Earlier this year, a huge interest in cryptocurrencies caused prices to surge, only to be followed by a crash in April, after comments made by Elon Musk. No one can deny the steady growth in their acceptance, and many investors anticipate crypto-friendly regulation in the U.S. But there are complexities to finalizing rules for these digital assets.
The framework regulators need to address includes more than just cryptocurrencies. They need to consider blockchain technology, digital bank currencies, electronic payments, and NFTs before even sitting down to finalize regulations.

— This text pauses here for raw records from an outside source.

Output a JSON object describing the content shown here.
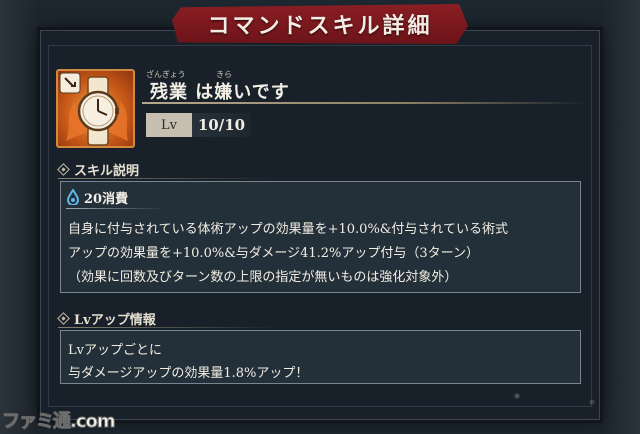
{
  "title": "コマンドスキル詳細",
  "skill": {
    "ruby_1": "ざんぎょう",
    "ruby_2": "きら",
    "name": "残業 は嫌いです",
    "lv_label": "Lv",
    "lv_value": "10/10"
  },
  "description_section": {
    "header": "スキル説明",
    "cost": "20消費",
    "lines": [
      "自身に付与されている体術アップの効果量を+10.0%&付与されている術式",
      "アップの効果量を+10.0%&与ダメージ41.2%アップ付与（3ターン）",
      "（効果に回数及びターン数の上限の指定が無いものは強化対象外）"
    ]
  },
  "lvup_section": {
    "header": "Lvアップ情報",
    "lines": [
      "Lvアップごとに",
      "与ダメージアップの効果量1.8%アップ！"
    ]
  },
  "watermark": "ファミ通.com",
  "icons": {
    "skill_icon": "wristwatch-on-flame-icon",
    "cost_icon": "cursed-energy-drop-icon",
    "section_marker": "diamond-icon"
  },
  "colors": {
    "title_banner": "#7a1a1f",
    "panel_bg": "#182129",
    "box_bg": "#243039",
    "skill_icon_bg": "#d9782a"
  }
}
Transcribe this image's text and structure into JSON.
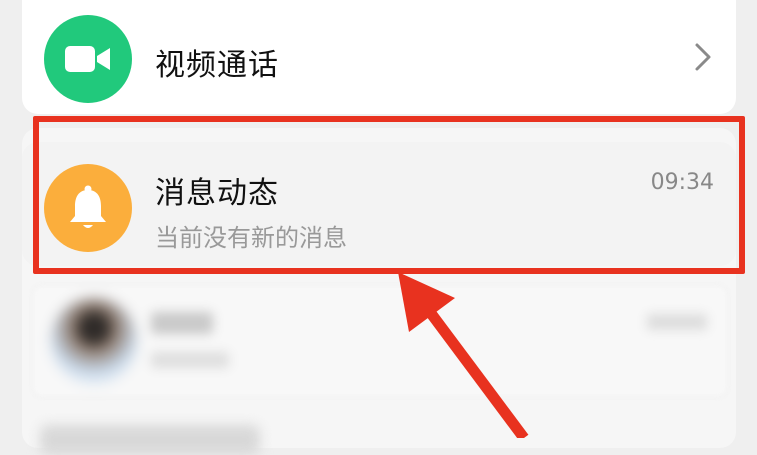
{
  "colors": {
    "video_green": "#21c97c",
    "bell_orange": "#fbae3c",
    "highlight_red": "#e8321f"
  },
  "video_call": {
    "icon": "video-camera-icon",
    "title": "视频通话",
    "chevron_icon": "chevron-right-icon"
  },
  "message_updates": {
    "icon": "bell-icon",
    "title": "消息动态",
    "subtitle": "当前没有新的消息",
    "time": "09:34"
  }
}
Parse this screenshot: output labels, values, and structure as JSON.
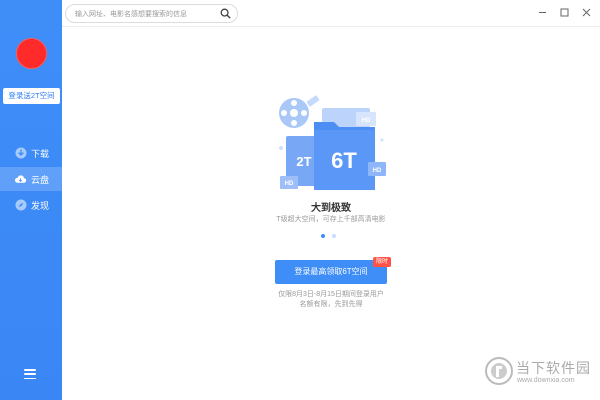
{
  "sidebar": {
    "login_label": "登录送2T空间",
    "items": [
      {
        "label": "下载",
        "icon": "download-icon",
        "active": false
      },
      {
        "label": "云盘",
        "icon": "cloud-icon",
        "active": true
      },
      {
        "label": "发现",
        "icon": "compass-icon",
        "active": false
      }
    ],
    "menu_icon": "menu-icon"
  },
  "topbar": {
    "search_placeholder": "输入网址、电影名感想要搜索的信息",
    "search_icon": "search-icon",
    "controls": [
      "minimize-icon",
      "maximize-icon",
      "close-icon"
    ]
  },
  "main": {
    "illustration": {
      "small_label": "2T",
      "big_label": "6T",
      "hd_label": "HD"
    },
    "title": "大到极致",
    "subtitle": "T级超大空间，可存上千部高清电影",
    "carousel": {
      "count": 2,
      "active_index": 0
    },
    "cta_label": "登录最高领取6T空间",
    "cta_badge": "限时",
    "note_line1": "仅限8月3日-8月15日期间登录用户",
    "note_line2": "名额有限，先到先得"
  },
  "watermark": {
    "text": "当下软件园",
    "url": "www.downxia.com"
  },
  "colors": {
    "accent": "#3f8ef8",
    "avatar": "#ff2a2a",
    "badge": "#ff5247"
  }
}
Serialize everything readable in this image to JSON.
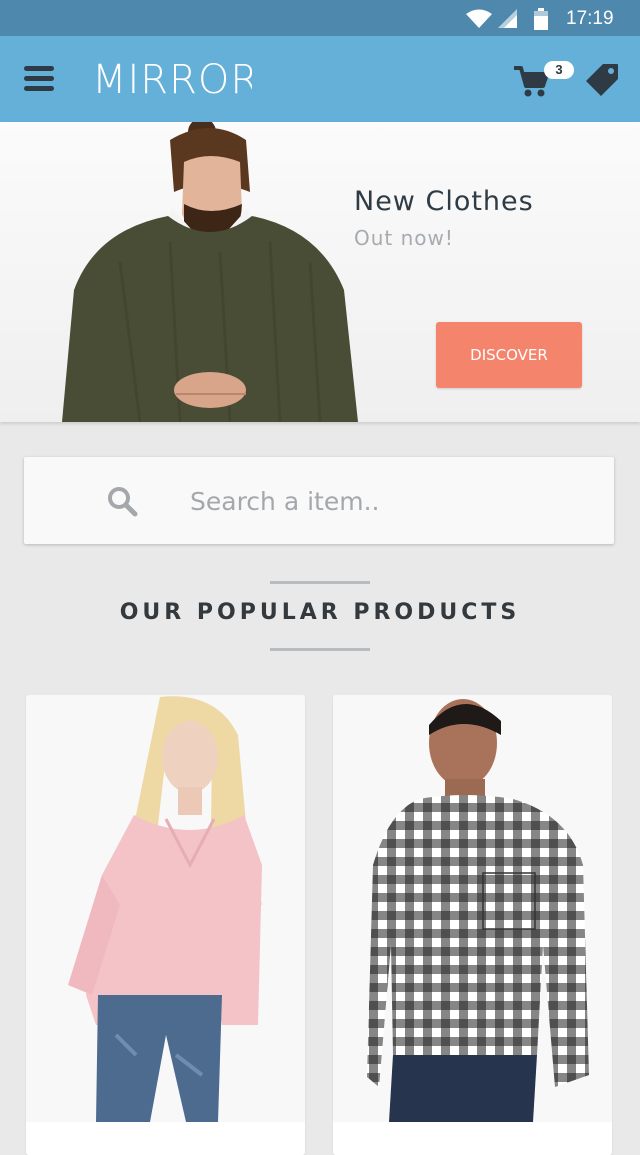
{
  "status_bar": {
    "time": "17:19"
  },
  "app_bar": {
    "logo_text": "MIRROR",
    "cart_count": "3"
  },
  "hero": {
    "title": "New Clothes",
    "subtitle": "Out now!",
    "button_label": "DISCOVER"
  },
  "search": {
    "placeholder": "Search a item.."
  },
  "section": {
    "title": "OUR POPULAR PRODUCTS"
  },
  "colors": {
    "status_bar": "#4f88ad",
    "app_bar": "#64b0d8",
    "accent": "#f5846c",
    "background": "#e9e9e9"
  },
  "icons": [
    "menu-icon",
    "cart-icon",
    "tag-icon",
    "search-icon",
    "wifi-icon",
    "signal-icon",
    "battery-icon"
  ]
}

President Joe Biden nominated the crypto-friendly Gary Gensler to chair the U.S. Securities and Exchange Commission (SEC) Gary Gensler. Still, the task of creating the regulations will not fall solely on him. Since the issues extend beyond the border, the U.S. bodies are called to offer their cooperation and coordination efforts globally.
Obstacles to regulations
Input is going to be needed from more than just the SEC, according to the experts. Several challenges are expected to arise from some of the other powerful market regulators expected to be included in the process. These are likely to include Treasury, the Federal Reserve Board, the Commodity Futures Trading Commission (CFTC), and FinCEN. The obstacles expected include frictions, differing interpretations of cryptocurrencies, and jurisdictional overlap and friction among regulators.
In the U.S., the IRS treats digital currencies as property, the SEC as securities, the CFTC as commodities, and Treasury as currencies. The Financial Stability Oversight Council (FSOC) leader, Janet Yellen, is a crypto skeptic, and she may be called to set the general course of the discussions. She had remarked last year, “Cryptocurrencies are of particular concern. I think many are used, at least in the transactions sense, mainly for illicit financing.”
This comment caused fears of tighter regulations, and crypto prices plunged by almost 5%. Yellen subsequently softened her tone, saying she intends to work closely with all involved to encourage legal activities for all fintech innovations and proper stakeholder input.
Enforcement has been a priority for the SEC and the CFTC. They have been on the lookout for fraudulent tokens and initial coin offerings (ICOs) not conforming to the existing regulations.
The SEC recently made observations on their examinations of broker-dealers, exchanges, investment advisers, and transfer agents. They noted that these must advance their compliance programs concerning digital assets because of the unique risks they present.
The challenge regulators face in creating new regulations while enforcing existing rules on cryptocurrencies. They also need to be careful not to smother further innovation. It remains to be seen how the SEC will take up these issues soon. There are currently pending applications for exchange-traded products (ETPs). These are like exchange-traded funds (ETFs) but are invested or held in cryptocurrencies.
There is no doubt that many regulatory gaps need to be filled, and very soon. Moreover, many feel Gensler is the right person to tackle this issue, given the success of his overhaul of derivatives and swaps markets during the financial crisis of 2008. Others hope that cryptos are at the top of his agenda.
The reasons why prior ETP applications have failed so far include liquidity, manipulation concerns, and underlying price transparency. However, Canada and Europe have approved several of these, and they function relatively smoothly on their commodity exchanges.
Other areas regulations will affect
One of the most significant areas regulation will affect is the record-keeping database, blockchain. This digital ledger and other decentralized technologies are proving useful in banking, finance, and trading too. Meanwhile, there are also strong advocates for creating a digital dollar, of which former CFTC chairman J. Cristopher Giancarlo is one.
The space of non-fungible token (NFT) is also authenticated by blockchain and has caught the interest of the art world and auction houses. The sale of digital images of collectibles, art, and so much more is growing.
Blockchain is expected to revolutionize the collectibles market. Financial regulators or the courts may need to be called to decide NFTs are security or commodity investments.
How are cryptocurrencies evolving elsewhere?
Several countries are at the forefront of establishing crypto-friendly regulations. These include the EU, Singapore, Bermuda, and the UK. Meanwhile, India and some African countries have either prohibited or restricted citizens from owning or using cryptos, which was also recently seen in Turkey.
In India, they plan is to promote blockchain technology while banning all private crypto assets. The main concern for the Reserve bank of India is the risks of the financial stability of these digital currencies, and they are also in the process of considering a propreitary digital currency.
Meanwhile, the EU introduced the Markets in Crypto-Assets Regulation (MICA) proposal last year. This is set to affect all issuers and service providers of crypto assets if adopted. There are fears that an over-regulatory system in the Union could deter future innovation.
It remains to be seen how fast the U.S. will follow in the footsteps of other countries. Many feel that they will adopt a wait-and-see approach before finalizing any digital currency laws.